JAKARTA, GRESNEWS.COM- Kabar memilukan itu datang dari wilayah Tanjung Puting, Kalimantan Tengah. Pada sebuah lokasi yang berbatasan langsung dengan Taman Nasional Tanjung Puting, tempat dimana satwa orangutan seharusnya dilindungi, justru satwa-satwa malang itu menjadi korban pembantaian. Pada akhir September dan Oktober 2013 lalu, para aktivis Greenpeace bersama partner mereka di Kalteng, menemukan beberapa lokasi kuburan massal orangutan yang diduga merupakan korban konflik dengan beberapa perusahaan perkebunan sawit yang beroperasi di sekitar kawasan TN Tanjung Puting. "Awalnya kami mendengar dari NGO partner di Kalteng bahwa ada kasus penemuan kerangka orangutan di lahan perkebunan sawit milik supplier Wilmar yang berbatasan dengan TN Tanjung Puting," kata Juru Kampanye Minyak Sawit Greenpeace Asia kepada Gresnews.com, Selasa (10/12).
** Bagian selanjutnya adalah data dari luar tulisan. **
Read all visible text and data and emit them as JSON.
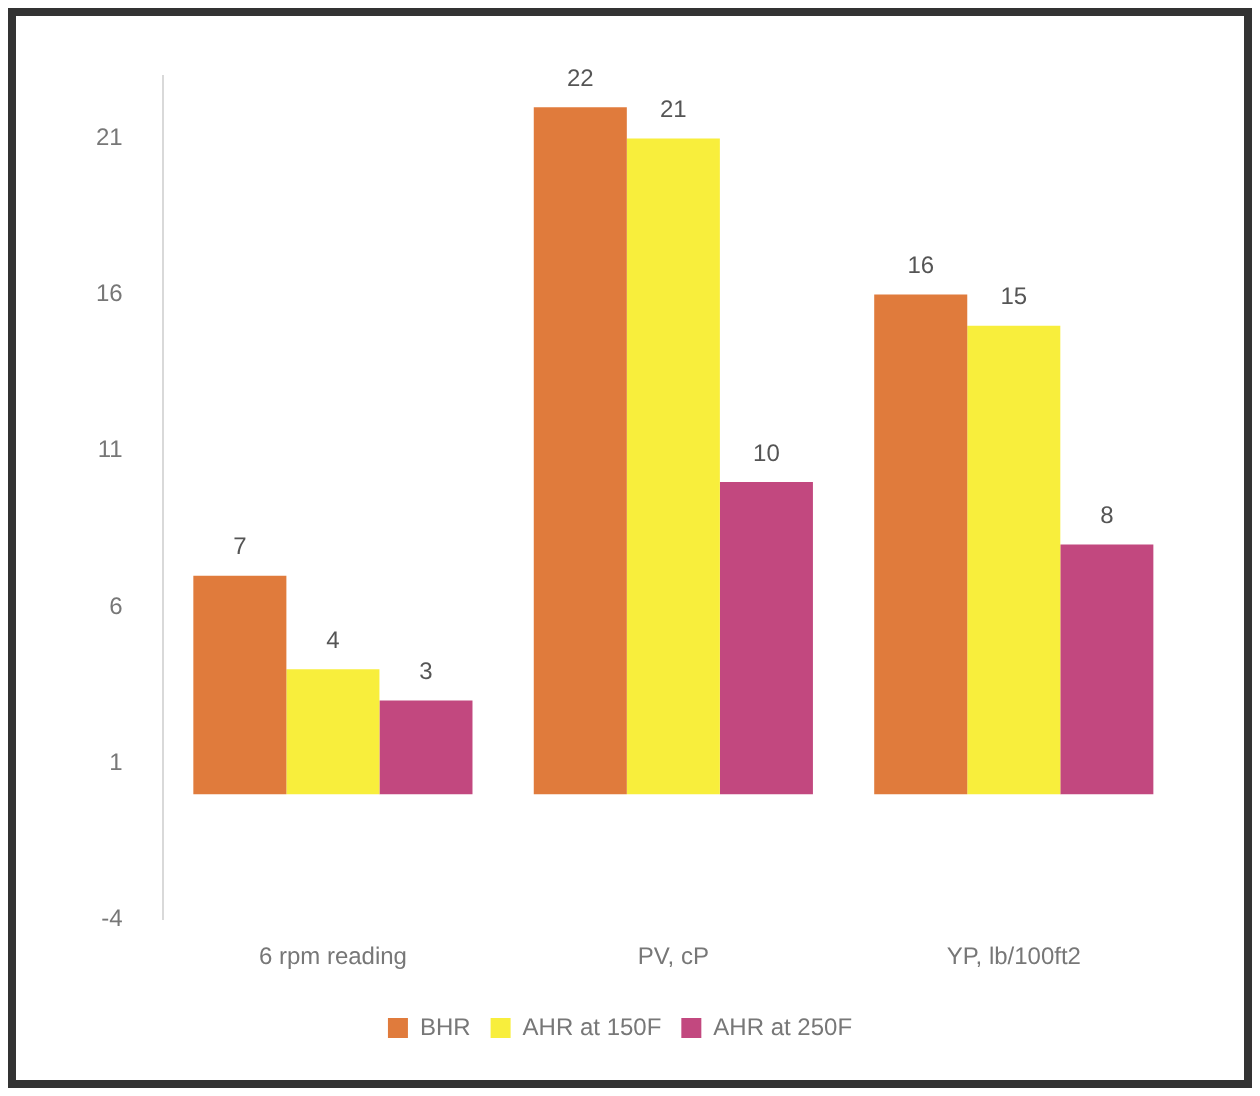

Ketika itu, Wirendro bercerita, para aktivis segera bergerak ke lapangan pada September 2013. Di sana mereka menemukan pemandangan yang memilukan. Beberapa kerangka orangutan diantaranya tulang bagian kaki, panggul dan bagian lainnya, ditemukan di empat lokasi berbeda. "Lokasi ini berbatasan lansung dengan TN Tanjung Puting sekitar 500 m dan berbatasan sekitar 30m dengan existing perkebunan kelapa sawit milik PT Bumi Langgeng Perdanatrada (BLP) di bawah BW plantation yang juga pemasok Wilmar)," kata Wirendro.

"Lokasi


Secara hitam diatas putih, lokasi ini merupakan lahan tidur (semak) milik PT Andalan Sukses Makmur (ASMR) dibawah BGA grup (juga pemasok Wilmar). Namun, secara fakta, di dalam lokasi ini belum ada aktivitas pembukaan lahan sama sekali, tapi yang jelas ini ditemukan di dekat perkebunan sawit. Temuan pada bulan September itu saja, sudah cukup mengejutkan.
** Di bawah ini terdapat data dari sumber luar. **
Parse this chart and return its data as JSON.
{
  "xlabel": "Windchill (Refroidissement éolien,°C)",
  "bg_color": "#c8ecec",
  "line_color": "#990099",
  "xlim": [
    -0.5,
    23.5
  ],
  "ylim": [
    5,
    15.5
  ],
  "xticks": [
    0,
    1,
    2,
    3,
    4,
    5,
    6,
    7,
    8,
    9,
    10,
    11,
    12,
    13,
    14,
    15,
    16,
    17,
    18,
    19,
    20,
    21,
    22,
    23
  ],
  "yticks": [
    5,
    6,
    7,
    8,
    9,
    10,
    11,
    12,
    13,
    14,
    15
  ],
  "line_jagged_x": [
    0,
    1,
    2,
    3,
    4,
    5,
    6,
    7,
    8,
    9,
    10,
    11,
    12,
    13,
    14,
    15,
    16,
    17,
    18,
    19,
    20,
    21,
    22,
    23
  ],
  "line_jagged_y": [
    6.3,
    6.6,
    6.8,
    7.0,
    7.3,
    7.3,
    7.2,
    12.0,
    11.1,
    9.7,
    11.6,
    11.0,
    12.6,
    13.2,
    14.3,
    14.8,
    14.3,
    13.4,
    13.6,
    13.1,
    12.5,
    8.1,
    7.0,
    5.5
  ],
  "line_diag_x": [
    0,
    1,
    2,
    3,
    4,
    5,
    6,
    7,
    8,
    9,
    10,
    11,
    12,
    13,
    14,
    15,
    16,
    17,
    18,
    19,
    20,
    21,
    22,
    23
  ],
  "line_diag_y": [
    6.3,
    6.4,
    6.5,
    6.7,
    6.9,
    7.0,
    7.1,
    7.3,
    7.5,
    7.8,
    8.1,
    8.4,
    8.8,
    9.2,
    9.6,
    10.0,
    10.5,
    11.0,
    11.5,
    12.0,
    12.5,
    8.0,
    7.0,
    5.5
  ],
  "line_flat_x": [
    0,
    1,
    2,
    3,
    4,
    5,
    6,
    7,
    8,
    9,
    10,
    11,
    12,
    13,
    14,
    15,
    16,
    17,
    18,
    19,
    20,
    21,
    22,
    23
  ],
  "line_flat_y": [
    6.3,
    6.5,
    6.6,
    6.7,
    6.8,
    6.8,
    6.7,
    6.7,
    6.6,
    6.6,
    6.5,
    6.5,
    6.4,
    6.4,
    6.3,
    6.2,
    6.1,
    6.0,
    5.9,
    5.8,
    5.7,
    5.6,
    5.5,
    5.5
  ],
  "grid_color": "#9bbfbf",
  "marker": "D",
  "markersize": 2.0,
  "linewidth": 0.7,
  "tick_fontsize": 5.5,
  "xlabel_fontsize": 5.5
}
Tetapi ternyata, pada Oktober 2013, ketika para aktivis kembali mengunjungi wilayah itu, justru ditemukan lebih banyak lagi lokasi kuburan massal orangutan ini. "Tak disangka, dalam perjalanan kami, ditemukan lebih banyak kerangka lagi dan kali ini jelas di dalam perkebunan milik PT BLP. Ini indikasi yang sangat jelas bahwa mungkin terjadi pembunuhan orangutan yang dilakukan oleh pihak perusahaan. Sayangnya kami tak bisa memastikan perusahaan manakah yang melakukannya BLP atau ASMR?" kata Wirendro lagi.

 

""


Para aktivis Greenpeace dan LSM lokal memang bisa mengidentifikasi kapan kejadian tersebut berlangsung. "Menurut lokal kontak kami disana, kasus ini sudah terdengar sejak 2011 lalu," kata Wirendro. Temuan ini kemudian dilaporkan ke Balai Konservasi Sumber Daya Alam (BKSDA). Sayangnya, ketika Greenpeace melakukan penelusuran lebih lanjut, proses investigasi sepertinya tidak ada kemajuan yang berarti. "BKSDA mengatakan laporannya sudah masuk POLDA, berkas juga sudah diserahkan, tapi ternyata setelah dicek ke Polda Kalteng, mereka tidak tahu menahu," ujar Wirendro.

Temuan ini semakin menunjukkan fakta, bahwa orangutan yang seharusnya dilindungi berdasarkan Undang-Undang No. 5 Tahun 1990 tentang Konservasi Sumber Daya Alam Hayati dan Ekosistemnya, ternyata malah tidak terlindungi. Berdasarkan data dari The International Union for Conservation of Nature (IUCN), saat ini diperkirakan terdapat sekitar 7000 orangutan Sumatera dan 30.000-40.000 orangutan Kalimantan. IUCN mencatat, hilangnya habitat sebagai penyebab utama terancamnya populasi orangutan. Umumnya hilangnya habitat orangutan ini terjadi akibat konversi lahan menjadi perkebunan sawit. Antara tahun 2009-2011, tercatat 141.000 hektare hutan yang menjadi habitat orangutan dibabat habis untuk dijadikan perkebunan sawit.